RDC : un hélicoptère de l'ONU essuie des tirs

Un hélicoptère de l'ONU a essuyé des tirs de présumés rebelles du M23 et un engin explosif a semé la panique à la périphérie de la grande ville de Goma, dans l'est de la République démocratique du Congo.

Image
onu

La Mission de l'ONU en République démocratique du Congo (Monusco) a annoncé vendredi le lancement avec l'armée congolaise d'une opération, appelée "Springbok", destinée à empêcher les rebelles du M23 de prendre Goma, dans l'est de la RDC.

AP Photo/Jerome Delay
Partager2 minutes de lecture

Selon l'ONU, deux Casques bleus sud-africains ont été blessés, dont un grièvement, dans l'attaque qui a visé dans les environs de Karuba, dans le territoire de Masisi (Nord-Kivu), un hélicoptère de la Monusco (la Mission des Nations unies en RDC) qui effectuait une évacuation sanitaire. "L'appareil a pu atterrir en sécurité à Goma" (chef-lieu du Nord-Kivu), où les deux blessés ont été "médicalement pris en charge", précise la Monusco dans un communiqué.

La cheffe de la Monusco, Bintou Keita, "condamne fermement cette attaque contre un aéronef porteur de l'emblème des Nations unies, qui survient presque un an jour pour jour après un assaut similaire ayant coûté la vie à un Casque bleu sud-africain", indique le texte. Elle rappelle que "des menaces ont été directement proférées ces derniers temps contre la Monusco" par le M23, en soulignant que "les attaques contre les Casques bleus peuvent constituer un crime de guerre".

Des territoires en proie au conflit

Deux territoires du Nord-Kivu, Rutshuru et Masisi, sont en proie depuis fin 2021 à un conflit qui oppose la rébellion du M23 (Mouvement du 23 mars), soutenue par le Rwanda voisin, aux forces armées congolaises (FARDC) associées notamment à des groupes armés dits "patriotes". Après une courte accalmie durant les élections du 20 décembre, remportées par le président sortant Félix Tshisekedi, les affrontements font de nouveau rage depuis plusieurs semaines.

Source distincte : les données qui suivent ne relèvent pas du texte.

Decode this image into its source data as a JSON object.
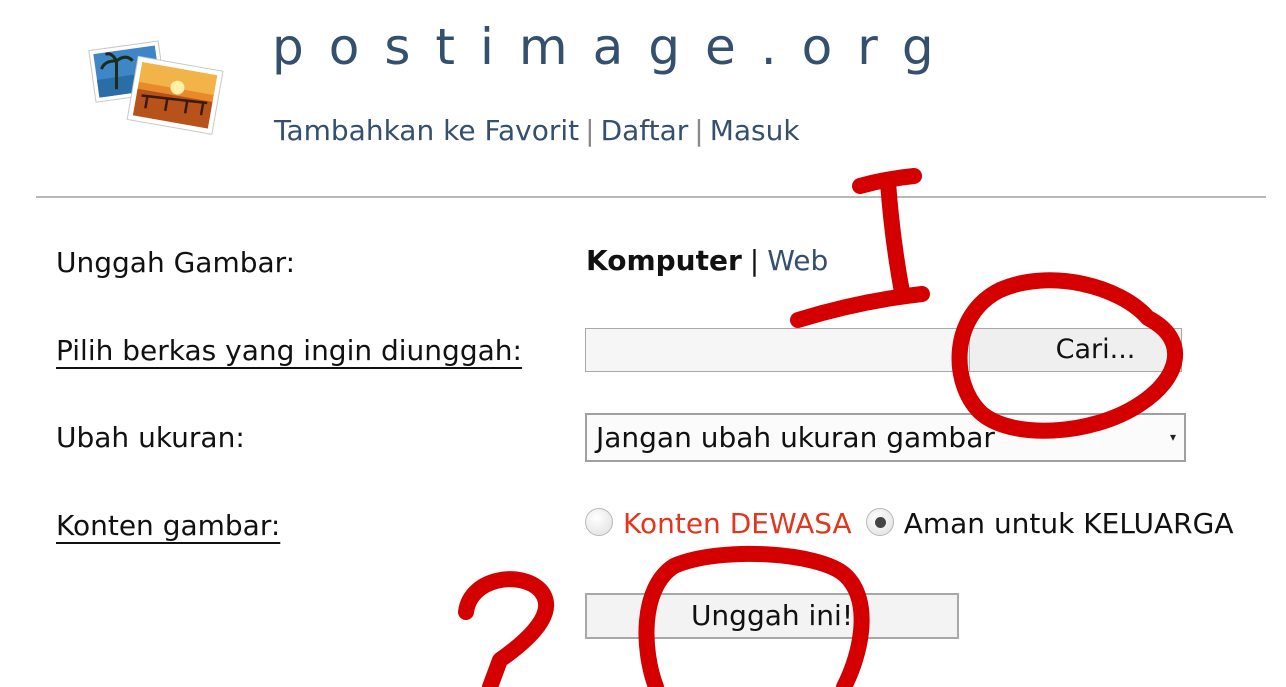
{
  "header": {
    "site_title": "postimage.org",
    "nav": {
      "favorite": "Tambahkan ke Favorit",
      "separator": "|",
      "register": "Daftar",
      "login": "Masuk"
    }
  },
  "form": {
    "upload_label": "Unggah Gambar:",
    "upload_mode": {
      "active": "Komputer",
      "separator": "|",
      "other": "Web"
    },
    "file_label": "Pilih berkas yang ingin diunggah:",
    "browse_button": "Cari...",
    "resize_label": "Ubah ukuran:",
    "resize_selected": "Jangan ubah ukuran gambar",
    "content_label": "Konten gambar:",
    "content_options": [
      {
        "label": "Konten DEWASA",
        "checked": false,
        "color": "#e0371e"
      },
      {
        "label": "Aman untuk KELUARGA",
        "checked": true,
        "color": "#111111"
      }
    ],
    "submit_button": "Unggah ini!"
  },
  "annotations": {
    "marker_1": "1",
    "marker_2": "2",
    "color": "#d40000"
  },
  "colors": {
    "brand": "#34506e",
    "adult": "#e0371e"
  }
}
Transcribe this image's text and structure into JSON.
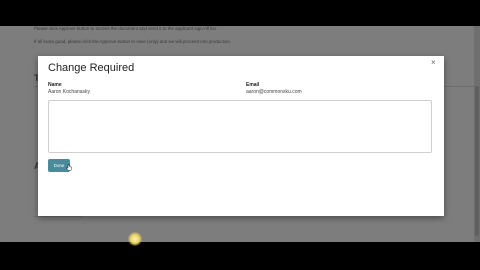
{
  "background": {
    "line1": "Please click Approve button to access the document and send it to the applicant sign-off list.",
    "line2": "If all looks good, please click the Approve button to save (only) and we will proceed into production.",
    "heading_t": "T",
    "heading_a": "A"
  },
  "modal": {
    "title": "Change Required",
    "close_glyph": "×",
    "name_label": "Name",
    "name_value": "Aaron Kochanasky",
    "email_label": "Email",
    "email_value": "aaron@commonsku.com",
    "notes_value": "",
    "done_label": "Done"
  },
  "colors": {
    "overlay": "#7d7d7d",
    "done_button": "#4a8a9a"
  },
  "icons": {
    "close": "close-icon",
    "cursor": "hand-pointer-icon"
  }
}
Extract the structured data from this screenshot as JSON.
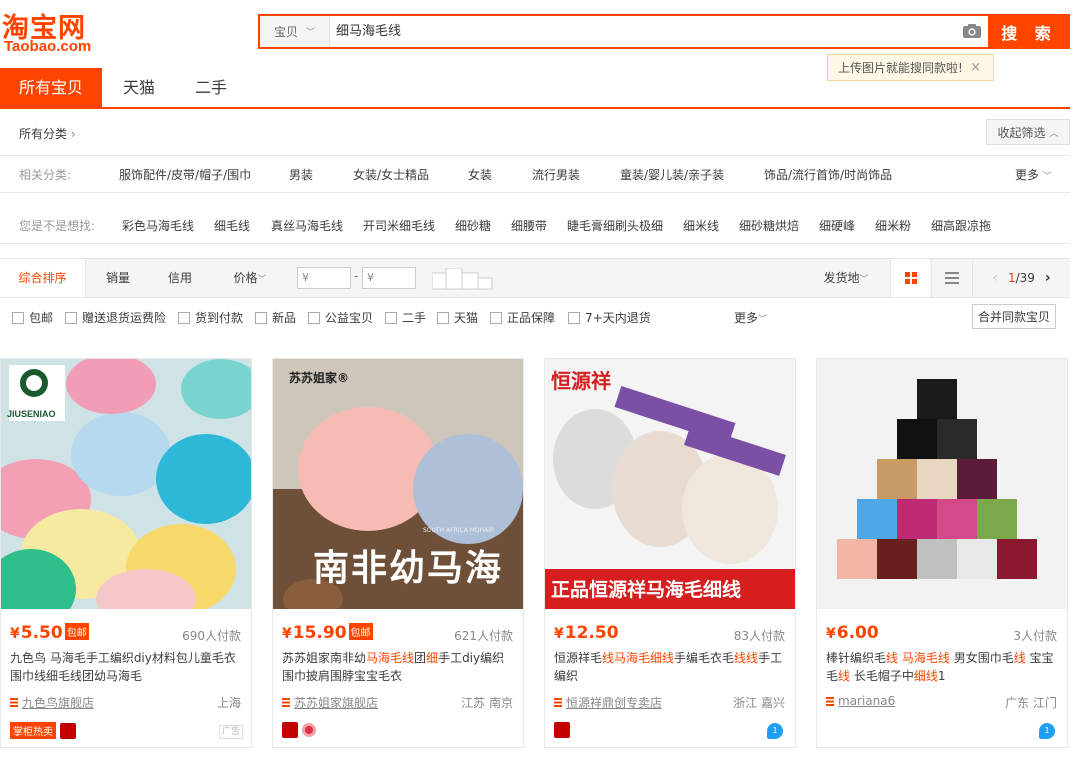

Des combats ont notamment eu lieu récemment à Mweso, à 60 km de Goma et plus près de la ville, au niveau de Sake.

Le 2 février, un engin explosif a fait au moins deux blessés dans le quartier de Mugunga, à la périphérie de Goma. Des habitants paniqués ont immédiatement parlé d'une "bombe" tombée à proximité d'une école, tandis qu'un représentant de la société civile évoquait un obus de mortier. "On ne sait pas si la bombe est venue du côté ennemi ou côté ami. Il faut un expert pour savoir l'origine et la marque de l'engin", commentait par ailleurs une source sécuritaire sous couvert d'anonymat.

Quelques heures après l'explosion, le porte-parole de l'armée dans le Nord-Kivu, le lieutenant-colonel Guillaume Ndjike, a accusé le M23 d'avoir "largué une bombe" à partir de "la colline de Karuba", située à une vingtaine de km de Goma. "La bombe a fini sa course à Mugunga", a-t-il indiqué dans une déclaration à la presse.

Contexte de crise

Sur X (ex-Twitter), un porte-parole de la rébellion a démenti, affirmant que "les tirs" sur le quartier de Mugunga ne provenaient pas de ses positions mais de celles "de la coalition des forces du régime de Kinshasa". "Une maison a été entièrement détruite", a affirmé un habitant, tandis qu'une source hospitalière précisait avoir reçu deux blessés graves.

Dans ce contexte de crise, le chef des opérations de paix des Nations unies, Jean-Pierre Lacroix, est en visite en RDC pour des rencontres consacrées au "désengagement" de la Monusco, présente dans le pays depuis près de 25 ans et dont Kinshasa demande le départ, la jugeant inefficace pour protéger les civils face aux groupes armés.

Un plan de retrait "progressif" de la Monusco des trois provinces où elle est encore déployée (Nord-Kivu, Ituri et Sud-Kivu) a été adopté en décembre. La première phase concerne le Sud-Kivu, d'où les Casques bleus seront partis d'ici fin avril.